Intelligent fault identification of rotary machinery using refined composite multi-scale Lempel–Ziv complexity

Fault diagnosis of rotary machinery plays a significant role in the prognostic and health management system, which aims to identify the root causes of system failures and provide effective information for prognostics and maintenance. Recently, Lempel–Ziv complexity (LZC) method has been employed for fault diagnosis of rotary machinery. However, one actual problem is that LZC fails to account for the multiscale information inherent in measured vibration signals.
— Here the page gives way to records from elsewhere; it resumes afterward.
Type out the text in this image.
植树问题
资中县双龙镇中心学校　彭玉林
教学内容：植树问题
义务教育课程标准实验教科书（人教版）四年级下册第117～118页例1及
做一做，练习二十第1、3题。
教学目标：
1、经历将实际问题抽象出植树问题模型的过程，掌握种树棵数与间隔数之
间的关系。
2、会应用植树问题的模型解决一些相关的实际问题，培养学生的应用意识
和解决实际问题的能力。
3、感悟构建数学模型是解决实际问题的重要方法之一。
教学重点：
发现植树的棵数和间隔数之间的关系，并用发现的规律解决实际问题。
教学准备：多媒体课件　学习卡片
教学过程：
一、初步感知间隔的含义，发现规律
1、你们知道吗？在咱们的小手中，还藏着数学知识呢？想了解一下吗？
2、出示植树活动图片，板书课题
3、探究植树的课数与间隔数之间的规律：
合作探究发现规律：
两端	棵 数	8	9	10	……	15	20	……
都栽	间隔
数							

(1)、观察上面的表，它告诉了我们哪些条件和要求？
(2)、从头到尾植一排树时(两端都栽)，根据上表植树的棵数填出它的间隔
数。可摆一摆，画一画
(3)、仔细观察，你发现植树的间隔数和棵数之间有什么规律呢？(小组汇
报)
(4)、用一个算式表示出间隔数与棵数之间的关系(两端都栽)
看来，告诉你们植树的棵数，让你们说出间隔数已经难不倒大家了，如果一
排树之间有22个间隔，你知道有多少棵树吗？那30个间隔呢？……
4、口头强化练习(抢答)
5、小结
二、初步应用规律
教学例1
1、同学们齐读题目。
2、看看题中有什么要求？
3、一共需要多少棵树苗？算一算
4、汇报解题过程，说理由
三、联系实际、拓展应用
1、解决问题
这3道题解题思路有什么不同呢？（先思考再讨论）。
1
We first introduce a method to compute the multi-scale LZC for a signal. However, the variance of LZC values becomes larger as the scale factor increases. To solve this actual problem, this paper proposes refined composite multi-scale Lempel-Ziv complexity (RCMLZC) to estimate the complexity. We find that the proposed RCMLZC method consistently yields better performance when analyzing three simulated noisy and impulsive signals. Based on RCMLZC, a novel intelligent fault diagnosis method is designed to recognize various fault types of rotating machinery. Comparative experiments are performed to confirm the effectiveness of proposed method including single fault and compound fault working conditions. Experimental results indicate that RCMLZC is more accurate than multi-scale LZC, multi-scale entropy, and LZC in extracting fault features from vibration signal and that RCMLZC performs best to recognize the various fault types of rotary machinery.